4. How he came up with the name Bleachers: “There’s a song on the album called ‘Like A River Runs,’ that used to be called ‘Bleachers’ because I thought it was the coolest name. I changed the title when I decided it should be the band name and not a song name. Bleachers just feels like the sound of the music. I was driving with my sister and we were talking about the feelings and influences of the music and the word just like came out. We were like, “That’s it, that’s the name. That’s exactly what it feels like.” It ties into the feeling of a childhood I never had, but even though it was dark, it was also hopeful.”

5. Jack played everything on Bleachers’ album. “I would program a beat on an MPC, and then play on top of it live in the studio. Then I would pick it apart, which is why the album has this energy and aggression that you get from live instruments, but also has a controlled sonic thing that you get from programming stuff. For every thin part, there would be a wide guitar part blown out through an old ’60s EMI board. For every live, random vocal take that I did somewhere in a bizarre place in the world, I would also do vocals or over-dubs that really brought all these things together.”

6. Making the Bleachers album was a global affair. “I wrote and recorded wherever fun. were touring, so the songs were made in Stockholm, Malaysia, New Zealand, South Korea, Italy, and the U.S.”

7. First single “I Wanna Get Better” is literally about Jack wanting to get better. “It’s about wanting to get better in an emotional sense, a feeling I’ve worked with a lot, just thinking I’m not healthy, but I want to be. The song is a real rant. The verses are me going through the shit that really bothers me about myself and then pulling it together, like the lyric, ‘I didn’t know I was alone until I saw your face.’ In that song, the concept of wanting to get better is about my girlfriend, as well, and how that was a huge element in my starting to feel better.”

8. “Shadow” is about Jack’s friend Sara Quinn from Tegan & Sara. “I read this article in The New Yorker about a therapist who had this idea that everyone has a shadow. Your shadow is like your shitty self. For me, I’m six feet tall, and I’m not terrible-looking, probably, and I’m good at certain things, so that’s hopefully what I am. But my shadow is the person who is horrible at everything he does, knocks things over, and is bloated and weird.

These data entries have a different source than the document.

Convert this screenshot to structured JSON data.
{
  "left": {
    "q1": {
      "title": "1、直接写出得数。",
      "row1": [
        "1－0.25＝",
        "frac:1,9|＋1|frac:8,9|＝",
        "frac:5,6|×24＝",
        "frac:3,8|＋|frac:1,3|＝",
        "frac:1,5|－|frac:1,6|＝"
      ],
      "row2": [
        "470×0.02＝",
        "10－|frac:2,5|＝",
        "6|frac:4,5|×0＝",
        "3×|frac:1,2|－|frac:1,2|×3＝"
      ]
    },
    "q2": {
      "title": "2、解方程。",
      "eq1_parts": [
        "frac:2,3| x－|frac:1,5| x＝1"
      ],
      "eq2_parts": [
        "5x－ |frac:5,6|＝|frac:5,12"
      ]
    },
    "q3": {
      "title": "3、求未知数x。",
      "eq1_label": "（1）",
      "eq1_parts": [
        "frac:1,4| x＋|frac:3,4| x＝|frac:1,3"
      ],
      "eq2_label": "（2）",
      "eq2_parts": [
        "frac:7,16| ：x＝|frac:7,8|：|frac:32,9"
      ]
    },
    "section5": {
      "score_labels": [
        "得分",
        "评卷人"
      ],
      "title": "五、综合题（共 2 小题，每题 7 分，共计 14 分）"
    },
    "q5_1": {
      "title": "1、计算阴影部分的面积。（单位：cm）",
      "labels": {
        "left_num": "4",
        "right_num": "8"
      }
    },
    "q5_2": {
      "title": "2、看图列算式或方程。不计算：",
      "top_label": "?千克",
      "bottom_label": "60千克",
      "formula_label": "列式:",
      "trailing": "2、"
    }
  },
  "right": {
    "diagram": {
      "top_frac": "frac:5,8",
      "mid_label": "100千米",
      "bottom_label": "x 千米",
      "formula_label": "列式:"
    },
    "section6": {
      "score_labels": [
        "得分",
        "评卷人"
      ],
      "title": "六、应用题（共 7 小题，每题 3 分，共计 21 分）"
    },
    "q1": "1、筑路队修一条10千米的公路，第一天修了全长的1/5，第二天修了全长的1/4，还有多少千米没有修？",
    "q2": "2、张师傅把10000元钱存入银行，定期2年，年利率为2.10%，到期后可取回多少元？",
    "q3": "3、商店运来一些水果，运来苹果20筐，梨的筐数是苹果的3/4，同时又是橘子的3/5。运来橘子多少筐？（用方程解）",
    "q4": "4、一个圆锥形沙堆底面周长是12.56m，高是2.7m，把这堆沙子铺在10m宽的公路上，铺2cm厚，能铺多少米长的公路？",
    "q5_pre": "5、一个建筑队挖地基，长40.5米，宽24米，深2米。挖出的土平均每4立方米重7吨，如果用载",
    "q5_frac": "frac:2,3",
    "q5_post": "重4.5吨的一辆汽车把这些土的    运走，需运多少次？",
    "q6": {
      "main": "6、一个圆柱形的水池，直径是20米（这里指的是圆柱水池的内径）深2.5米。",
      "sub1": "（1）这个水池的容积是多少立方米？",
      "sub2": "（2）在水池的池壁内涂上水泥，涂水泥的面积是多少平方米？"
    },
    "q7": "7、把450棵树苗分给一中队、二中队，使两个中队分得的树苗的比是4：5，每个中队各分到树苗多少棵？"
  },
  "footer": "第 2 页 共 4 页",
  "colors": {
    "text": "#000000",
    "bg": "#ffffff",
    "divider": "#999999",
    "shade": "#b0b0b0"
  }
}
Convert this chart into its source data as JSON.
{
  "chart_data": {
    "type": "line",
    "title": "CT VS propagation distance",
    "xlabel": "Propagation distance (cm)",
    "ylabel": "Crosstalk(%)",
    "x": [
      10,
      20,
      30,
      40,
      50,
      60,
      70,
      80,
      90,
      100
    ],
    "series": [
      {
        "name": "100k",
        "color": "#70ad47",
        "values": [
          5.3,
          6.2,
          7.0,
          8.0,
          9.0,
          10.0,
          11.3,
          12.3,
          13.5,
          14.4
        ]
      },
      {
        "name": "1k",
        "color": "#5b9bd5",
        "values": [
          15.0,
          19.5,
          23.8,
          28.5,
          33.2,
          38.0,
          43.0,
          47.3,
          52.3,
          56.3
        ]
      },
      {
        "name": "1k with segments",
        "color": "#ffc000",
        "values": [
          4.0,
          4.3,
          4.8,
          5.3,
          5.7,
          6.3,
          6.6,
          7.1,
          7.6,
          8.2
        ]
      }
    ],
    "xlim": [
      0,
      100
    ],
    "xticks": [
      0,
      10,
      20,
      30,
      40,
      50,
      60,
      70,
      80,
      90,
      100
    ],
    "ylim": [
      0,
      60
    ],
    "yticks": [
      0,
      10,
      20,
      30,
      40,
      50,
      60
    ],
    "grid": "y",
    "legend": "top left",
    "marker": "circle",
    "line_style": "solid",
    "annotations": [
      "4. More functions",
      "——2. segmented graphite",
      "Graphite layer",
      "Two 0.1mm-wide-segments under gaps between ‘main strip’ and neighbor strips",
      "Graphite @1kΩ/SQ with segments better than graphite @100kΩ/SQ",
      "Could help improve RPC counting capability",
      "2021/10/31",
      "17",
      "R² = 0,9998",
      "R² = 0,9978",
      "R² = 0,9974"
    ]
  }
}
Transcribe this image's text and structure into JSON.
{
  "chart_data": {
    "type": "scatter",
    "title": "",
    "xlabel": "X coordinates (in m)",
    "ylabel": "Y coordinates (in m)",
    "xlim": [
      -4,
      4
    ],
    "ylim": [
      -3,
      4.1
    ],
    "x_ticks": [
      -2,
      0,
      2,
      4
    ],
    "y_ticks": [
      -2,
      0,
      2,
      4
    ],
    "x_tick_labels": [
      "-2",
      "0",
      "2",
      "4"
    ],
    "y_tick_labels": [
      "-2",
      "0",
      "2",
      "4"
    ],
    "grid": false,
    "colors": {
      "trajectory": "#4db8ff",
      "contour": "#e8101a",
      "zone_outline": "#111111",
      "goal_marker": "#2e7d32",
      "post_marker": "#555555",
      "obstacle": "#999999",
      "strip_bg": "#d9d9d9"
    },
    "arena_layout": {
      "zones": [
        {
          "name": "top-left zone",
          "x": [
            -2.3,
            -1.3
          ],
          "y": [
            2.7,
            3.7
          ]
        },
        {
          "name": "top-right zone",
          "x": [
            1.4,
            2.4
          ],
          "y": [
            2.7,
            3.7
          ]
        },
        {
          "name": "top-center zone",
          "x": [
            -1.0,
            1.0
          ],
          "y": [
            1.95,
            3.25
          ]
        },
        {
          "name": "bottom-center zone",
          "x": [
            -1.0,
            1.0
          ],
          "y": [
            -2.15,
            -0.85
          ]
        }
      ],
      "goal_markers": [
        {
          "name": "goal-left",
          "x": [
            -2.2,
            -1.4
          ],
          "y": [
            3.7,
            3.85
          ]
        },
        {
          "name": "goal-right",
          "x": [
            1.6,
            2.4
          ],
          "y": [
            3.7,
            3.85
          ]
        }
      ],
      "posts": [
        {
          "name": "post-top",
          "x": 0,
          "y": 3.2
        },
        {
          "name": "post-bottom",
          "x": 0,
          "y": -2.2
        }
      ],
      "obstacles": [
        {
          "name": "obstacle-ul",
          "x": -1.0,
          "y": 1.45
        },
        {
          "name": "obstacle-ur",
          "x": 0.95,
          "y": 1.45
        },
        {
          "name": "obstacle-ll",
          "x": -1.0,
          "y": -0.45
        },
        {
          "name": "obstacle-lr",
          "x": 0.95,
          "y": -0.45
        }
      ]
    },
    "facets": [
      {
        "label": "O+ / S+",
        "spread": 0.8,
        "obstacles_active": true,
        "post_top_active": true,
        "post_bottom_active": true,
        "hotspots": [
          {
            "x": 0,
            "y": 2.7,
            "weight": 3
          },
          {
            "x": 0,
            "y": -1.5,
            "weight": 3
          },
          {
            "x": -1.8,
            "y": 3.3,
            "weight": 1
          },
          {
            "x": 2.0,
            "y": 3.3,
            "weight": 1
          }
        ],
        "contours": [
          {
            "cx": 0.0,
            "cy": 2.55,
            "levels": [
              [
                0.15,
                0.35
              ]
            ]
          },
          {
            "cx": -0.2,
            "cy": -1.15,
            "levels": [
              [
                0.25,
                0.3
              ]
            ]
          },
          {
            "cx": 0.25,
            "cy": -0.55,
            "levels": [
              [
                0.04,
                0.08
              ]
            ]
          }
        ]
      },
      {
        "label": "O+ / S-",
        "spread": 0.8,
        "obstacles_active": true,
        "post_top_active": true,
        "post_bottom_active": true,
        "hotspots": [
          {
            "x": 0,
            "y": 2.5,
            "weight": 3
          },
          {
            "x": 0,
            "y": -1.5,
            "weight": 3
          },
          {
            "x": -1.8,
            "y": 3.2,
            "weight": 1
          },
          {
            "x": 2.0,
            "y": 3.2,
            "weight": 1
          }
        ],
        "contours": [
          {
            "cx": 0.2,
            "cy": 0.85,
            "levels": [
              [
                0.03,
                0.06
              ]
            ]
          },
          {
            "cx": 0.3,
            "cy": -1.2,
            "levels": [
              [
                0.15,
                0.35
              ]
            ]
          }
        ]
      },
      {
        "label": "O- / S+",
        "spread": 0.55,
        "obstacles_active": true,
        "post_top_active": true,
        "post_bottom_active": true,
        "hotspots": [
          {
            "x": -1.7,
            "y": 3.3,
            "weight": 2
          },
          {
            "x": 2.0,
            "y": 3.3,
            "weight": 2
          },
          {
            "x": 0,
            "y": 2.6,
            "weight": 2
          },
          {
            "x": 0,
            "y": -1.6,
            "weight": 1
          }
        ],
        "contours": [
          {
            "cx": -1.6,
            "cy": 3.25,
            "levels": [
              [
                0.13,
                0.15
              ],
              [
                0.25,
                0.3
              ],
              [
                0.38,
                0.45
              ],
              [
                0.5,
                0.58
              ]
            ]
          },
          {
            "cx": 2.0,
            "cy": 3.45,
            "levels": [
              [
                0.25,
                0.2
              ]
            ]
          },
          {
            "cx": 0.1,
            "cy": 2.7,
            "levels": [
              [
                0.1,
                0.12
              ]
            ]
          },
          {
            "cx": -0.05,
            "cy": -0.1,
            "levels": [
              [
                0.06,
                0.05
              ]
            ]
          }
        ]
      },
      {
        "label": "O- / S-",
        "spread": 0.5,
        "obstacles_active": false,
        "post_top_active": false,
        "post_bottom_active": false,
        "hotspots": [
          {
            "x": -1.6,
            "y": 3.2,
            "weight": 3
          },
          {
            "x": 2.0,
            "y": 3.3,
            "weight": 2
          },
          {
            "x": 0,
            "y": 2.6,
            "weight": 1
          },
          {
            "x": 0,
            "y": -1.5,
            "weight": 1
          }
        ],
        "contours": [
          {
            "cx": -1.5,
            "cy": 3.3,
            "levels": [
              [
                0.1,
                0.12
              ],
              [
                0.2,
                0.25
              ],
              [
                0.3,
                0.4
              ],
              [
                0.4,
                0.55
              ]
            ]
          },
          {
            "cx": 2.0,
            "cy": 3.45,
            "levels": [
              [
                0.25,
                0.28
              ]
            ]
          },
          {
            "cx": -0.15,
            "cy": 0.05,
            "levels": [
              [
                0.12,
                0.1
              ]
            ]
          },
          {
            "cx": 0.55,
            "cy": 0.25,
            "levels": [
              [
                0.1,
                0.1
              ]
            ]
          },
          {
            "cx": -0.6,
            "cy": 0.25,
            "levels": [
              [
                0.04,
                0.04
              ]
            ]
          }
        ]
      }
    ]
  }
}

Everyone has a shadow version of themselves. My friend Sara, who I actually wrote the song about, calls her shadow The Transvelt. So that song is big and delicate and the lyric is, ‘If you’re feeling blah, I will love your shadow.’”

9. Jack was born in 1984, the same year John Hughes released Sixteen Candles and The Breakfast Club. “To me, in many ways, the test of a great song is ‘Could this exist in a great film, particularly a John Hughes film?”

10. But he came of age in the ’90s. “It was a really connected moment in music and culture, where when you walked down the street and saw someone your age, you knew, automatically, that you guys liked the same music, which is not the case nowadays. Now you walk down the street and you wonder if someone likes Katy Perry or the Arcade Fire or some weird shit you don’t know about. But it was extremely connected back then. So there was this moment where you felt like you were part of something because you listened to music. I want to bring that feeling back.”